ARICY CURVELLO
O ACAMPAMENTO (*)
( Porto Trombetas, noroeste do Pará,
Amazônia brasileira, 1975/1976 )
1.
Barracões contra o rio,
o ermo contra as tábuas.
Nenhum sinal para fixar-te, nenhum, senão fluxo
e passagem,
o significado para as águas , a relva pisada
em volta das casas.
Nenhum céu, nenhum, tetos de alumínio e uma
Floresta de chagas.
Do que deixaste atrás e do que ainda virá de mais
longe sobre mais sombra,
chão noturno, mais noite que a noite,
mugem na Amazônia palavras sem poema
absurda coleção de pragas.
Onde a floresta começa, o Brasil acaba?
2.
o que é deus e o que é fera
andavam somados num calafrio
irradiação da manhã visível
o ar a ferocidade do ar
caem do céu antes da chuva
esse inarticulado grito
parece a voz da luz
3.
Siquer um povoado de moscas.
Um rasgão, no devastado, para se residir.
Para os lados e por detrás, floresta ainda. Adiante, para
a frente, na outra margem do rio. A pesar nos olhos e
além do som.
No princípio do mundo, a madeira atroz. Silêncio
da manhã nascendo em árvores.
Vinte casas interminadas, barracões de tábuas, um
embarcadouro de nada, e os sonhos passam. Abriam-se
cozinhas de gorduras, ossos, limites, instante
veloz, irreparável .
Sobre o rio a cor balançava ainda os caminhos
da luz . E a luz em vento de clorofila e galhos derrubados,
árvores porém verdes, vivas
ainda, ainda, e só tens um instante.
Só a rapidez no acampamento, contra a floresta e
o rio.
4.
Os verbos ardem.
Braços grimpam.
Não nomes, não rostos.
Não de nenhuma aparência, como cimento
e tijolos, chegavam um povo de morenos e peixes de seda,
a fruta-pupunha, o verniz de tartarugas como crianças.
E a longa, longa exposição das coisas do suor,
do calor e do apetite. Um instante para o ruído e o brilho.

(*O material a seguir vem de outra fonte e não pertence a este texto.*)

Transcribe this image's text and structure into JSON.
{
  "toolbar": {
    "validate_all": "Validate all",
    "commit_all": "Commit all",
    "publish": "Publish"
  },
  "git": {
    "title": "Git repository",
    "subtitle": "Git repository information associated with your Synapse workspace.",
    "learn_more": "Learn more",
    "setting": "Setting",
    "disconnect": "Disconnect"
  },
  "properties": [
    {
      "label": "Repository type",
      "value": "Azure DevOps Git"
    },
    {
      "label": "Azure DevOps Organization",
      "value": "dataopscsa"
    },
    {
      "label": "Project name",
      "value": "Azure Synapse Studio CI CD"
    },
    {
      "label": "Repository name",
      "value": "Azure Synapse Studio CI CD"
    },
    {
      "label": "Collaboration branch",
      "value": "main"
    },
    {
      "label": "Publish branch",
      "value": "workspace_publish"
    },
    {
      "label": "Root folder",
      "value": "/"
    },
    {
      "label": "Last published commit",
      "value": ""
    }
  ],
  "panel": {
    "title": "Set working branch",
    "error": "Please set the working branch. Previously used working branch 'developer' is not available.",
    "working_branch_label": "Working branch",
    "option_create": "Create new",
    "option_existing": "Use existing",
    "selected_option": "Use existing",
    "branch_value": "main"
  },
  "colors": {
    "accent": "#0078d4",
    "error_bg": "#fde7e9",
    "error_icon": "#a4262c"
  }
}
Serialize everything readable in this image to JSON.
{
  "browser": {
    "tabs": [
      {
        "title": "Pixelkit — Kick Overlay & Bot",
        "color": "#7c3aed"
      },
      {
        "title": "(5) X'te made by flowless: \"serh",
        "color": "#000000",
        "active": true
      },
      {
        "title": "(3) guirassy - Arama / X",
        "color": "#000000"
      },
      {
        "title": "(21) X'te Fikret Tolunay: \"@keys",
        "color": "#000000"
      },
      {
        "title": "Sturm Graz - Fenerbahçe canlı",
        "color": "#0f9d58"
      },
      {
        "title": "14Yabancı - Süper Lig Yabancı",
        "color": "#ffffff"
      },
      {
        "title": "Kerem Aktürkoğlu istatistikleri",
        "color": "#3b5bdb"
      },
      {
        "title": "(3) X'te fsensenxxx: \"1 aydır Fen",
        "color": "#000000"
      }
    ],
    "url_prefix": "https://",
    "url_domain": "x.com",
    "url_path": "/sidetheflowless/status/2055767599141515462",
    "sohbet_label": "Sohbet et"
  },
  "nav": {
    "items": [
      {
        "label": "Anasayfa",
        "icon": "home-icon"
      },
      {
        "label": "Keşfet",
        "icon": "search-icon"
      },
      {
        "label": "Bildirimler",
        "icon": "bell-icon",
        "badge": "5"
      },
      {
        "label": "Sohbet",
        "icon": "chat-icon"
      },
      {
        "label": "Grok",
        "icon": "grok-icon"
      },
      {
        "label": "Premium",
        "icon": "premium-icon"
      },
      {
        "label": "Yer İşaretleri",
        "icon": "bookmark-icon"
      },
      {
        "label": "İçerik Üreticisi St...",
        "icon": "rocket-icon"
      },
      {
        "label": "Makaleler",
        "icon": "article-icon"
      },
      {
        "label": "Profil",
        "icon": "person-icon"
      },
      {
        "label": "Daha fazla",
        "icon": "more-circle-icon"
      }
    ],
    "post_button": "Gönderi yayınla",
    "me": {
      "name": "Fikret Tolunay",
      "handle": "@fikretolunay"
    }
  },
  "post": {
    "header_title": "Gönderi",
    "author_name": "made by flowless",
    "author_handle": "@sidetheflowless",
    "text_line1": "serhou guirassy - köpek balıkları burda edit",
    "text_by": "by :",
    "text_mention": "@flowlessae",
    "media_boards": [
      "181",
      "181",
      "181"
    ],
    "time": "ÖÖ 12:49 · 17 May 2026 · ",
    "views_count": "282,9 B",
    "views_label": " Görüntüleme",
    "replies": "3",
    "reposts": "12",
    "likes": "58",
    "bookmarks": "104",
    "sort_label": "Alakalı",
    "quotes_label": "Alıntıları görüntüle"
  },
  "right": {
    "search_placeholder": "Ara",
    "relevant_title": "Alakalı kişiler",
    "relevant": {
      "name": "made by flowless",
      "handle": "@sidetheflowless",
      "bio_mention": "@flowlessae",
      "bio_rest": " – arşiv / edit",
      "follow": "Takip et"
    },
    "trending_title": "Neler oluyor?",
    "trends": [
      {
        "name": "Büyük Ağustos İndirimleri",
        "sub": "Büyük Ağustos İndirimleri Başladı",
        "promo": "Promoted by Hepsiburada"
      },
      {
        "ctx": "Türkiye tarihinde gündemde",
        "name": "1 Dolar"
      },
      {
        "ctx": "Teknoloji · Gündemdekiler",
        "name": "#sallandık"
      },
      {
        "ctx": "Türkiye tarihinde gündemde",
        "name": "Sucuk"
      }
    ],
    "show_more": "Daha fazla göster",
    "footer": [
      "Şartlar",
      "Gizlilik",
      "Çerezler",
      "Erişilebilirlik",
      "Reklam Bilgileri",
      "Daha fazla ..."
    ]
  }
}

Verde arder e consumir-se.
( Nós nos alimentamos do que morre.)
Osso e envoltura, máscara e movimento,
trabalhar entre fumos e clangores, mundo verdeal
rangente na alfombra, oficina de barulhos e marcenaria
de pregos cantantes.
( Evoco o dia trabalhar, não
uma palavra cortada da vida.)
5.
A terra
verdesuja
na luz
limpíssima
daqueles dias
naqueles dias.
A verdeluz,
a luz que brilhava na luz, poder imponderável.
O que vejo: não mais verei. Ilhas sem mim.
E nada permanece muito, o fulgor
nos rios da claridade, no arquipélago dos lagos,
pássaros tucanos brilhando nos cimos, nos cimos do dia,
castanheiras, a jaquirana-bóia, mungubas, samaúmas.
Roçar de asas,
colorados estandartes em bandos de vôos
se levantavam.
Não. Não assassinar a luz. Não me disseram
a morte próxima da orquídea e do rato silvestre, aldeias
de ninhos. Abrem, rasgam, arrebentam a terra
para as florestas perecerem
sob as primeiras, primeiras estradas.
Os homens não buscam a luz do rio. Querem
apenas bauxita bauxita bauxita – e alumínio. O Governo
quer alumínio ferro ouro cobre cassiterita chumbo
níquel. Aqui, até aqui, o horror veio tecer diademas
de injúrias, meu salário.
6.
Era verde
e outras cores (queimadas) se acrescentaram.
Transitamos na opinião ilusória.
Acampados no provisório, sempre, sinais
imprestáveis e um tempo sem respostas, um tempo
em que se viaja sem bagagem. Para trás, apodrecer,
cadáveres.
Verde mover-se
no grande ir-se de tudo, no fruto
das casas de tábuas, nos galpões de sujos
instrumentos, núcleos esparsos de povo, nos povoados
perdidos. No vasto país que se descobre em barcos
de grosso casco e marcha lenta.
No tempo. No tempo o revelarás.
No tempo em que quase tudo é tarde.
No tempo, nessa paisagem além
da paisagem,
quando a imagem do tempo passar,
significados para as águas, relva pisada
em volta
das casas.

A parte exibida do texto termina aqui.